A new study, The Teaching Penalty – Teacher Pay Losing Ground, was released by the Economic Policy Institute, which indicated that teachers’ salaries across the country over the last decade are increasingly lower than other occupations requiring similar education and skills. Illinois’ teachers specifically were, on average, found to be earning just 76% of other comparable professions.
New legislation (HB 4448) has been introduced, which would provide for the public release of profiles of professionals falling under the Medical Practice Act of 1987 (namely physicians), including information relating to criminal charges, administrative disciplinary actions and hospital privilege revocations.
New legislation (HB 1509) went into effect on January 1, 2008 which will now allows employees to commence civil actions in a circuit court based on violations of the Illinois Human Rights Act. Previously, these complaints were handled administratively by the institution. However, with the new addition to the Act, employees are now afforded full litigation rights, including depositions and the right to a jury trial, for alleged violations.
The U.S. Equal Employment Opportunity Commission issued a fact sheet on the application of federal anti-discrimination laws, which provides “best practices” recommendations regarding the use of employment tests and screening devices.
A new public act (94-349) was created to amend the Hospital Licensing Requirements, 77 Ill. Admin. Code 250, prohibiting hospitals from forcing nurses to work overtime except for “unforeseen emergent circumstances.”

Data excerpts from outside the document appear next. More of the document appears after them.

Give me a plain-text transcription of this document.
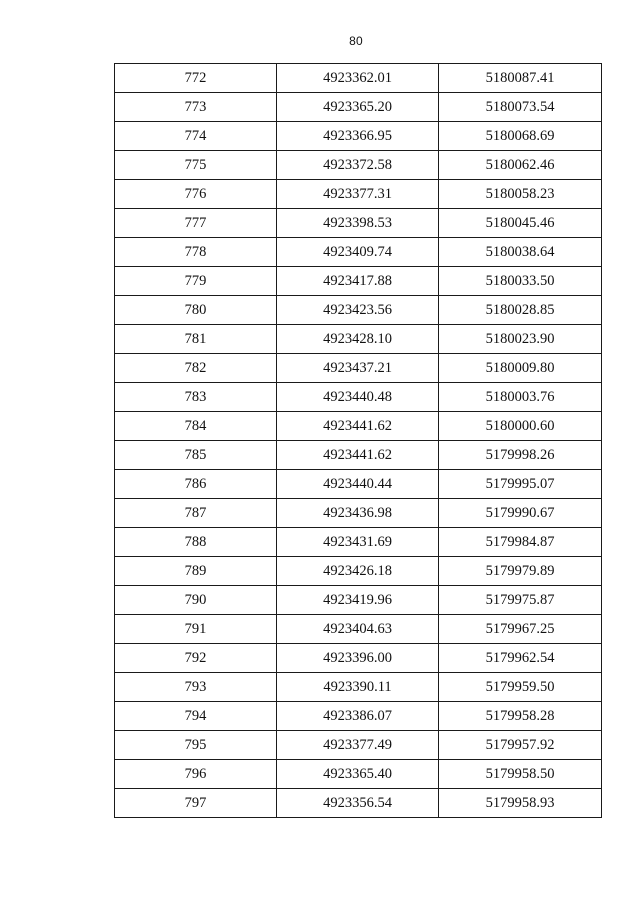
80
772	4923362.01	5180087.41
773	4923365.20	5180073.54
774	4923366.95	5180068.69
775	4923372.58	5180062.46
776	4923377.31	5180058.23
777	4923398.53	5180045.46
778	4923409.74	5180038.64
779	4923417.88	5180033.50
780	4923423.56	5180028.85
781	4923428.10	5180023.90
782	4923437.21	5180009.80
783	4923440.48	5180003.76
784	4923441.62	5180000.60
785	4923441.62	5179998.26
786	4923440.44	5179995.07
787	4923436.98	5179990.67
788	4923431.69	5179984.87
789	4923426.18	5179979.89
790	4923419.96	5179975.87
791	4923404.63	5179967.25
792	4923396.00	5179962.54
793	4923390.11	5179959.50
794	4923386.07	5179958.28
795	4923377.49	5179957.92
796	4923365.40	5179958.50
797	4923356.54	5179958.93
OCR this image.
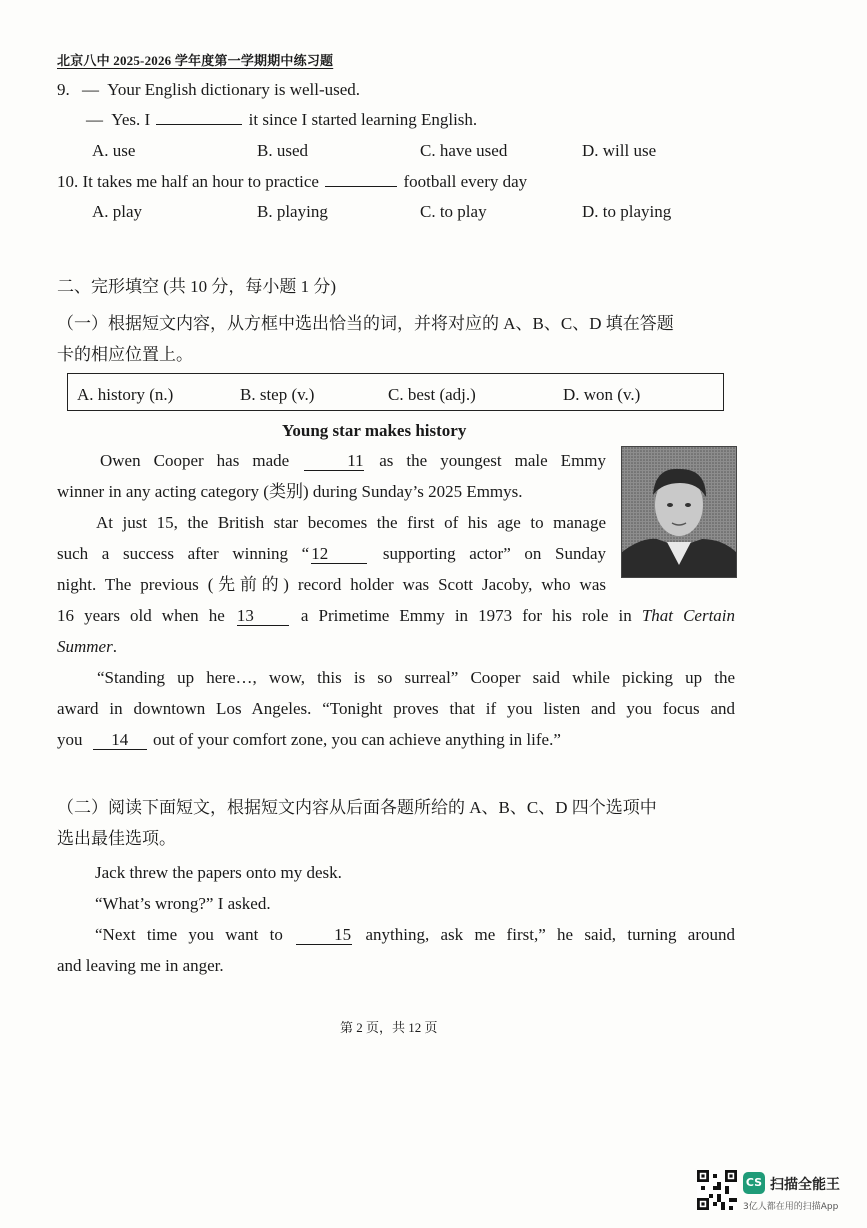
北京八中 2025-2026 学年度第一学期期中练习题
9. — Your English dictionary is well-used.
— Yes. I	it since I started learning English.
A. use	B. used	C. have used	D. will use
10. It takes me half an hour to practice	football every day
A. play	B. playing	C. to play	D. to playing
二、完形填空 (共 10 分，每小题 1 分)
（一）根据短文内容，从方框中选出恰当的词，并将对应的 A、B、C、D 填在答题
卡的相应位置上。
A. history (n.)	B. step (v.)	C. best (adj.)	D. won (v.)
Young star makes history
Owen Cooper has made	11 as the youngest male Emmy
winner in any acting category (类别) during Sunday’s 2025 Emmys.
At just 15, the British star becomes the first of his age to manage
such a success after winning “ 12	supporting actor” on Sunday
night. The previous (先前的) record holder was Scott Jacoby, who was
16 years old when he 13	a Primetime Emmy in 1973 for his role in That Certain
Summer.
“Standing up here…, wow, this is so surreal” Cooper said while picking up the
award in downtown Los Angeles. “Tonight proves that if you listen and you focus and
you 14 out of your comfort zone, you can achieve anything in life.”
（二）阅读下面短文，根据短文内容从后面各题所给的 A、B、C、D 四个选项中
选出最佳选项。
Jack threw the papers onto my desk.
“What’s wrong?” I asked.
“Next time you want to	15 anything, ask me first,” he said, turning around
and leaving me in anger.
第 2 页，共 12 页
CS 扫描全能王
3亿人都在用的扫描App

The Healthcare Worker Background Check Act (225 ILCS 46/15) is amended, requiring electronic fingerprint checking for all new hires to “health care facilities” (including all hospitals, nursing facilities, community living facility, home healthcare facility, hospice programs, respite care providers, early childhood intervention programs, EMS providers and other supported living programs) beginning on October 1, 2007.
A new public act (95-0449) was created to help public school teachers who teach in hard-to-staff schools or work in hard-to-staff positions to purchase residences within the school district. The act requires the Illinois Housing Development Authority to assist in these purchases, by offering a deferred payment, low-interest substitute mortgage loan.
An amendment to the school code (105 ILCS 5/26-6) allows for full-time teachers (regardless of gender) to take sick leave for birth, adoption, or placement for adoption.